Bristol Bay is the most productive wild salmon fishery in the world, surrounded by sensitive tundra, and EPA administrator Gina McCarthy recently announced her agency would investigate what impact waste from the mine would have on the ecosystem. Nearby Alaskan communities have protested the mine for years, but, says Chythlook-Sifsof, they are often overlooked.
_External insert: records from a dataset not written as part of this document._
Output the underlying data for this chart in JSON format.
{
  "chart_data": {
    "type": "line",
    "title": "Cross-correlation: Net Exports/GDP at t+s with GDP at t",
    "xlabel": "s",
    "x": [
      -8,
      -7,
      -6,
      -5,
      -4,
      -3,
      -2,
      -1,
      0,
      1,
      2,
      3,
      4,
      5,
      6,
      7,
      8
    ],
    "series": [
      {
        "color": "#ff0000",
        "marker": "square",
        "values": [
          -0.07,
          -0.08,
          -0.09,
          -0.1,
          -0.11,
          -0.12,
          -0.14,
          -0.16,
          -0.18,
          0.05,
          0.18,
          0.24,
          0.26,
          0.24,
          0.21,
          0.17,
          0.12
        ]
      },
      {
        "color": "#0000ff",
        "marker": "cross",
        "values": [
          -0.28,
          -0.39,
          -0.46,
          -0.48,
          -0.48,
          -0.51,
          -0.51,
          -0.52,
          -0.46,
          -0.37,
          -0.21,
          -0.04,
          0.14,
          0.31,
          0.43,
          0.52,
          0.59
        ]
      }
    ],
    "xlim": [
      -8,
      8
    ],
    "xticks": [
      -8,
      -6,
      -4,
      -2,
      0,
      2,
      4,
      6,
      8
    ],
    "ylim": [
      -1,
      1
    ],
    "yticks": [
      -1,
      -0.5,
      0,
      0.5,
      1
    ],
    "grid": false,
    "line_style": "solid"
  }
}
“I grew up there, commercial fishing with my family. That’s a huge industry in that area. And it’s done sustainably—it’s not like we’re killing all the fish,” she says. “The politics of Anchorage and the few other large communities just completely overpower anything that anybody else in these rural villages says. Nobody listens. It’s just what’s happening in all of rural Alaska, with mines and oil drilling. It’s taking over our state. The people who make these decisions don’t ever go out to these rural villages.”
Ella Belenky, 23, sat on the third floor of the warehouse, draped in a heavy pile of cloth, a bit of which she fed into a sewing machine. She arrived last week from Vermont with members of the Bread and Puppet theater, a celebrated politically radical puppet theater known for serving their home-baked bread at all productions. Belenky was sewing a banner that will read “Just Because We Aren’t In Power, Doesn’t Mean We Don’t Have Power,” intended for “the kids’ block,” the youngest contingent of marchers on Sunday. “We don’t know how many kids are going to come. It could be 100, or it could be 5,” she said. Tomorrow, in a nearby park, she plans on making masks with neighborhood kids of “their favorite animals that might go extinct with climate change.”